Mediante una presentación luminosa y de elegante formalidad, del Toro insiste inmediatamente en los temas góticos, traduciéndolos a su personal y, como siempre, dulcísima visión de las cosas, que mantiene unidos en un mismo abrazo al creador y a la criatura, la primacía de la razón y el nacimiento inescrutable de su genio enfermo y arrogante que, al margen de cualquier hybris por parte de su creador, acaba obviamente por emprender su propio camino y escuchar los latidos de un corazón que empieza a vivir vida propia.
Como siempre en el cine de Del Toro, son los monstruos los que ostentan la primacía de la ternura, dictando las condiciones para una visión precisa y altamente poética del mundo y del equilibrio humano, que en Frankenstein , más que nunca, se reduce a una tensión conmovedora y tenue entre lo físico y lo metafísico, entre el aquí y el más allá. El sentido de pertenencia y la necesidad de apropiarse de las páginas literarias originales son tan fuertes que incluso el modelo original parece deshilacharse con la mayor ligereza, para fluir hacia lo que el propio Del Toro define: La reverencia y el amor por el misterio y los monstruos; el origen de todos ellos: la historia de un padre pródigo y un hijo perdido; Job y Lázaro en diálogo con un único creador y en busca de todas las respuestas. Como todos lo hacemos.
Y es precisamente este sentido, al hablar del presente y la universalidad de la experiencia humana, lo que hace del Frankenstein de Del Toro una película paradójicamente más familiar que auténticamente gótica. Podría resultar desagradable para quienes esperan una relectura filológica del texto, mientras que el cineasta de La forma del agua se preocupa mucho más por enfatizar cómo, incluso si siempre son monstruos quienes desafían a Dios, incluso cuando son seres humanos ideológicamente violentos tanto en sus ideas como en sus prácticas, es siempre y solo el contacto con la monstruosidad de la parte más sumergida, inconsciente y reprimida de nosotros mismos lo que realmente puede permitirnos participar, sin pretensiones de ningún tipo, en un diálogo real y concreto con la parte más profunda y verdadera de nosotros mismos.
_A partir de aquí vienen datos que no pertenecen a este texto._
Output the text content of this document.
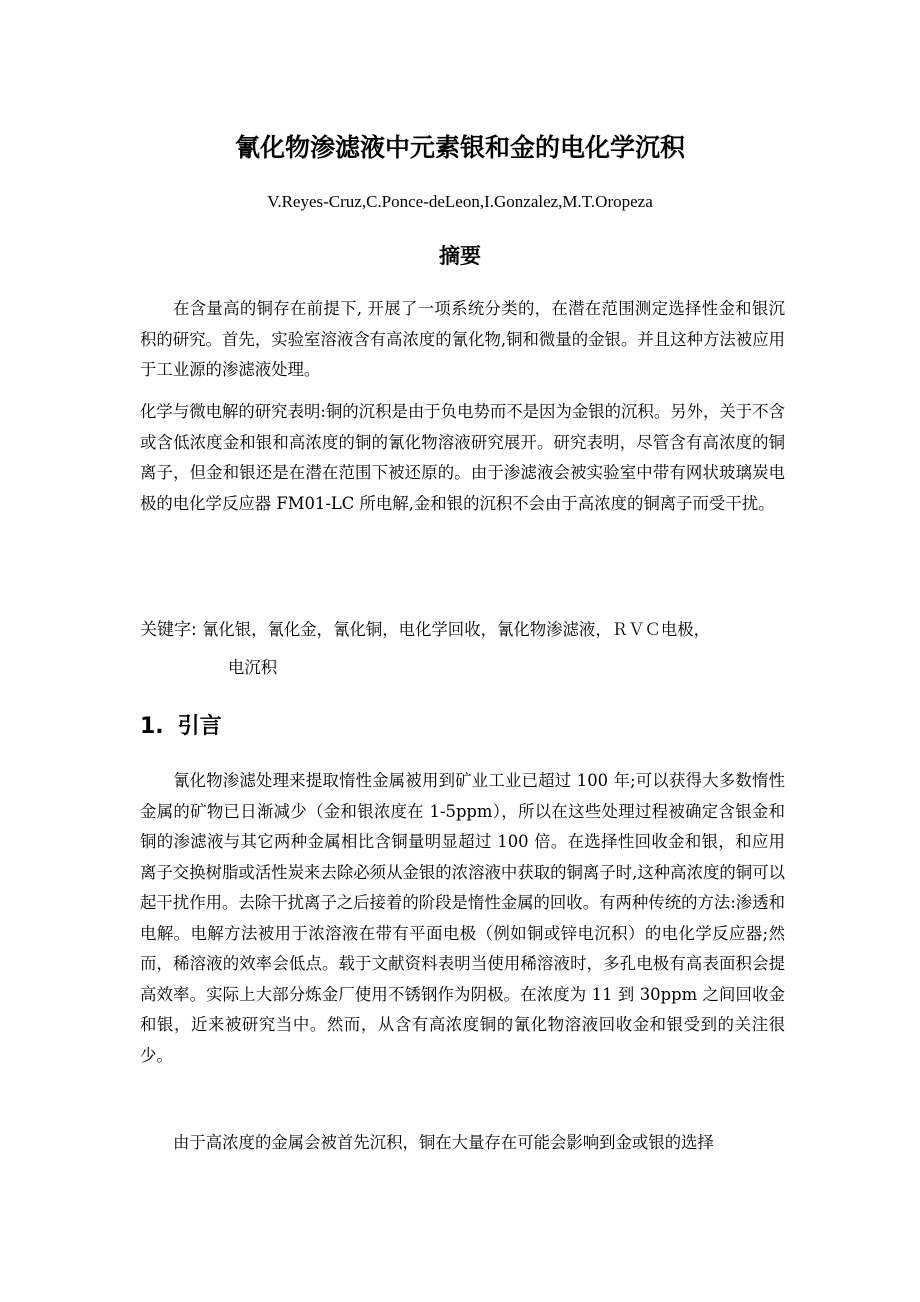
氰化物渗滤液中元素银和金的电化学沉积
V.Reyes-Cruz,C.Ponce-deLeon,I.Gonzalez,M.T.Oropeza
摘要

在含量高的铜存在前提下, 开展了一项系统分类的，在潜在范围测定选择性金和银沉积的研究。首先，实验室溶液含有高浓度的氰化物,铜和微量的金银。并且这种方法被应用于工业源的渗滤液处理。

化学与微电解的研究表明:铜的沉积是由于负电势而不是因为金银的沉积。另外，关于不含或含低浓度金和银和高浓度的铜的氰化物溶液研究展开。研究表明，尽管含有高浓度的铜离子，但金和银还是在潜在范围下被还原的。由于渗滤液会被实验室中带有网状玻璃炭电极的电化学反应器 FM01-LC 所电解,金和银的沉积不会由于高浓度的铜离子而受干扰。

关键字: 氰化银，氰化金，氰化铜，电化学回收，氰化物渗滤液，ＲＶＣ电极，
电沉积
1. 引言

氰化物渗滤处理来提取惰性金属被用到矿业工业已超过 100 年;可以获得大多数惰性金属的矿物已日渐减少（金和银浓度在 1-5ppm），所以在这些处理过程被确定含银金和铜的渗滤液与其它两种金属相比含铜量明显超过 100 倍。在选择性回收金和银，和应用离子交换树脂或活性炭来去除必须从金银的浓溶液中获取的铜离子时,这种高浓度的铜可以起干扰作用。去除干扰离子之后接着的阶段是惰性金属的回收。有两种传统的方法:渗透和电解。电解方法被用于浓溶液在带有平面电极（例如铜或锌电沉积）的电化学反应器;然而，稀溶液的效率会低点。载于文献资料表明当使用稀溶液时，多孔电极有高表面积会提高效率。实际上大部分炼金厂使用不锈钢作为阴极。在浓度为 11 到 30ppm 之间回收金和银，近来被研究当中。然而，从含有高浓度铜的氰化物溶液回收金和银受到的关注很少。

由于高浓度的金属会被首先沉积，铜在大量存在可能会影响到金或银的选择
Llegando así, en el mejor de los casos, a un contacto ideal, aunque imperfecto, pero también consistente e inevitablemente románticoco, n la matriz más espiritual y metafísica de lo que somos. El suntuoso envoltorio estético y formal de la película, creado con amor y pasión por del Toro y, por supuesto, particularmente envolvente y meticuloso en este caso— es también, en este sentido, una liberación de la belleza y un intento de abrazarla y acariciarla, aunque sea doloroso. O quizás, debería tratarse con mayor intensidad, precisamente porque está constreñida por las mallas de la marginación, una jaula más o menos dorada de la que es imposible escapar.
A diferencia de las mariposas atrapadas en vitrinas que acompañan las delicadas y conmovedoras escenas protagonizadas por Mia Goth , es claro e inquebrantable, en esta versión de Frankenstein más que en cualquier otra transposición anterior, que siempre será el libre albedrío el que salva a los humanos de tener que resolver la dicotomía entre cielo e infierno , redención y condenación , luz y oscuridad , siendo constantemente llamados a encontrar una solución a este dualismo abrazando su propia naturaleza híbrida, mestiza e intrínsecamente violenta. Como todos los monstruos que se precien.